Il se plaît à souligner l'avancée de la démocratie multipartite — dans onze États sur cinquante trois —, l'explosion démographique — 62% des Africains ont moins de 25 ans —, la prodigieuse croissance économique — (4,7% en 2010 contre 1% pour la zone euro)—, le rôle capital de l'entreprenariat féminin... On comprend que l'essor de la téléphonie mobile et la révolution médiatique contribuent à la profonde transformation des économies et des sociétés africaines et les contraignent à plus de démocratisation. Leridon insiste sur le grand bouillonnement culturel et artistique qui modifie et métisse la conception occidentale de l'art contemporain.
L'auteur évoque un peu vite le poids de la pauvreté : quand 40% des Africains vivent avec moins d'un dollar par jour, 49 millions d'enfants, surtout des filles, ne sont pas scolarisés. Il ne fait qu'une brève allusion à l'insuffisance de la législation du travail en Afrique ; aux conflits suscités par la présence chinoise alors que la concurrence des produits asiatiques, l'absence de transfert des technologies comme des compétences fait craindre le retour du néocolonialisme.

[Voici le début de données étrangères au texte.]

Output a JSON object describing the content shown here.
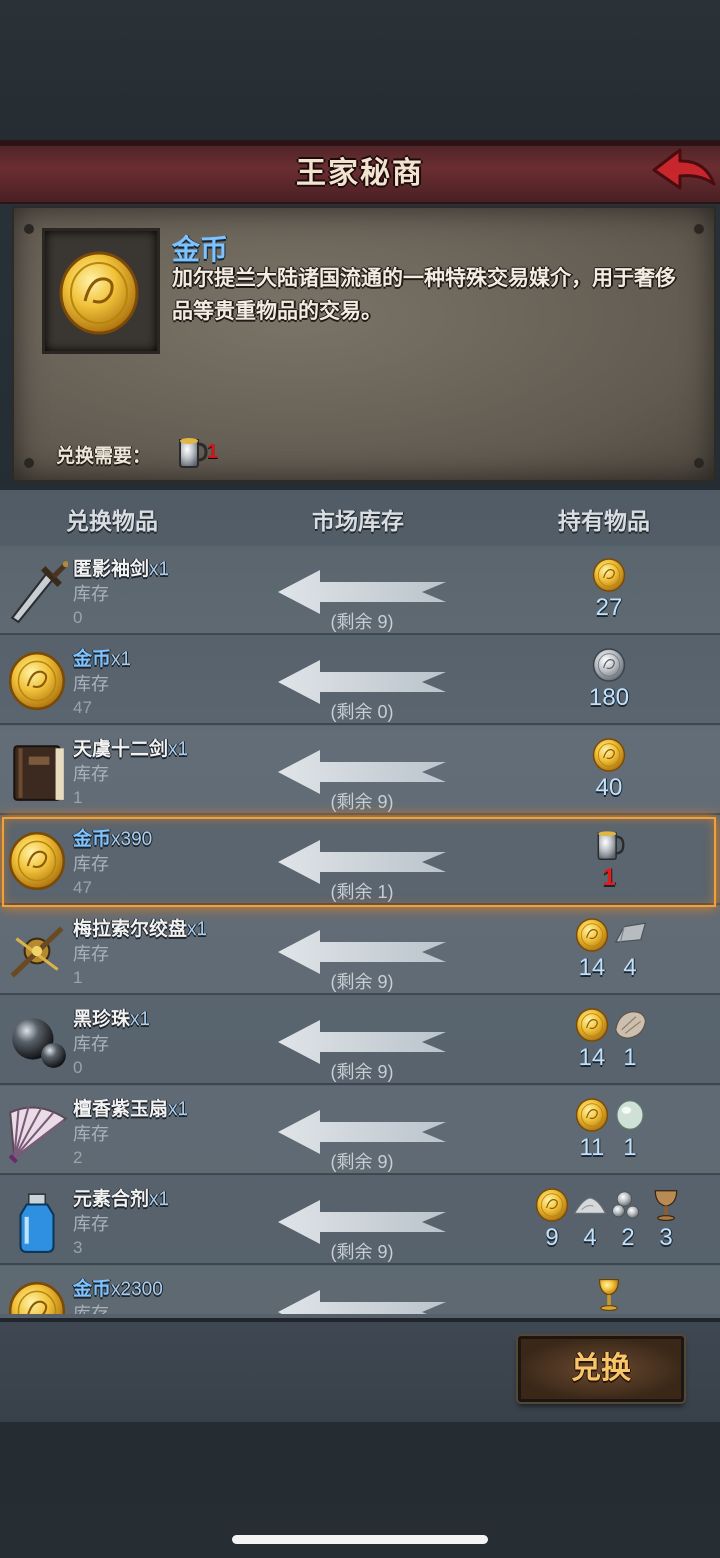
{
  "header": {
    "title": "王家秘商"
  },
  "detail": {
    "name": "金币",
    "description": "加尔提兰大陆诸国流通的一种特殊交易媒介，用于奢侈品等贵重物品的交易。",
    "need_label": "兑换需要：",
    "need_icon": "silver-mug-icon",
    "need_count": "1"
  },
  "columns": {
    "exchange_item": "兑换物品",
    "market_stock": "市场库存",
    "held_items": "持有物品"
  },
  "rows": [
    {
      "name": "匿影袖剑",
      "qty": "x1",
      "stock_label": "库存",
      "stock": "0",
      "remain": "(剩余 9)",
      "icon": "dagger-icon",
      "name_blue": false,
      "reqs": [
        {
          "icon": "gold-coin-icon",
          "count": "27"
        }
      ]
    },
    {
      "name": "金币",
      "qty": "x1",
      "stock_label": "库存",
      "stock": "47",
      "remain": "(剩余 0)",
      "icon": "gold-coin-icon",
      "name_blue": true,
      "reqs": [
        {
          "icon": "silver-coin-icon",
          "count": "180"
        }
      ]
    },
    {
      "name": "天虞十二剑",
      "qty": "x1",
      "stock_label": "库存",
      "stock": "1",
      "remain": "(剩余 9)",
      "icon": "book-icon",
      "name_blue": false,
      "reqs": [
        {
          "icon": "gold-coin-icon",
          "count": "40"
        }
      ]
    },
    {
      "name": "金币",
      "qty": "x390",
      "stock_label": "库存",
      "stock": "47",
      "remain": "(剩余 1)",
      "icon": "gold-coin-icon",
      "name_blue": true,
      "reqs": [
        {
          "icon": "silver-mug-icon",
          "count": "1",
          "red": true
        }
      ]
    },
    {
      "name": "梅拉索尔绞盘",
      "qty": "x1",
      "stock_label": "库存",
      "stock": "1",
      "remain": "(剩余 9)",
      "icon": "winch-icon",
      "name_blue": false,
      "reqs": [
        {
          "icon": "gold-coin-icon",
          "count": "14"
        },
        {
          "icon": "iron-ingot-icon",
          "count": "4"
        }
      ]
    },
    {
      "name": "黑珍珠",
      "qty": "x1",
      "stock_label": "库存",
      "stock": "0",
      "remain": "(剩余 9)",
      "icon": "black-pearl-icon",
      "name_blue": false,
      "reqs": [
        {
          "icon": "gold-coin-icon",
          "count": "14"
        },
        {
          "icon": "fur-pelt-icon",
          "count": "1"
        }
      ]
    },
    {
      "name": "檀香紫玉扇",
      "qty": "x1",
      "stock_label": "库存",
      "stock": "2",
      "remain": "(剩余 9)",
      "icon": "folding-fan-icon",
      "name_blue": false,
      "reqs": [
        {
          "icon": "gold-coin-icon",
          "count": "11"
        },
        {
          "icon": "jade-stone-icon",
          "count": "1"
        }
      ]
    },
    {
      "name": "元素合剂",
      "qty": "x1",
      "stock_label": "库存",
      "stock": "3",
      "remain": "(剩余 9)",
      "icon": "potion-bottle-icon",
      "name_blue": false,
      "reqs": [
        {
          "icon": "gold-coin-icon",
          "count": "9"
        },
        {
          "icon": "salt-pile-icon",
          "count": "4"
        },
        {
          "icon": "pearls-icon",
          "count": "2"
        },
        {
          "icon": "goblet-icon",
          "count": "3"
        }
      ]
    },
    {
      "name": "金币",
      "qty": "x2300",
      "stock_label": "库存",
      "stock": "",
      "remain": "",
      "icon": "gold-coin-icon",
      "name_blue": true,
      "reqs": [
        {
          "icon": "gold-chalice-icon",
          "count": ""
        }
      ]
    }
  ],
  "footer": {
    "exchange_label": "兑换"
  },
  "colors": {
    "title_bar": "#6b2e32",
    "item_name_blue": "#7ec3ff",
    "highlight": "#f0a23a",
    "exchange_gold": "#f8c66a",
    "red_count": "#e01c1c"
  }
}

Certes, d'autres ouvrages analysent en profondeur la situation de l'Afrique subsaharienne aujourd'hui. Néanmoins, si ce témoignage peine à convaincre, il vaut par sa sincérité. Aucune fatalité ne pèse sur le Continent Noir et l'auteur, passionné d'Afrique, espère nous en persuader; la préface de De Klerk confère à l'ensemble sa crédibilité.
D'autres voix encore devront se faire entendre pour transformer le regard occidental sur l'Afrique car, hélas, « il est plus facile de désintégrer l'atome que de vaincre un préjugé » (Einstein).

Matthias LERIDON : L'Afrique va bien. 10 chapitres à l'usage de ceux qui disent que l'Afrique ne s'en sortira jamais… Nouveaux Débats Publics, 2010, 203 pages.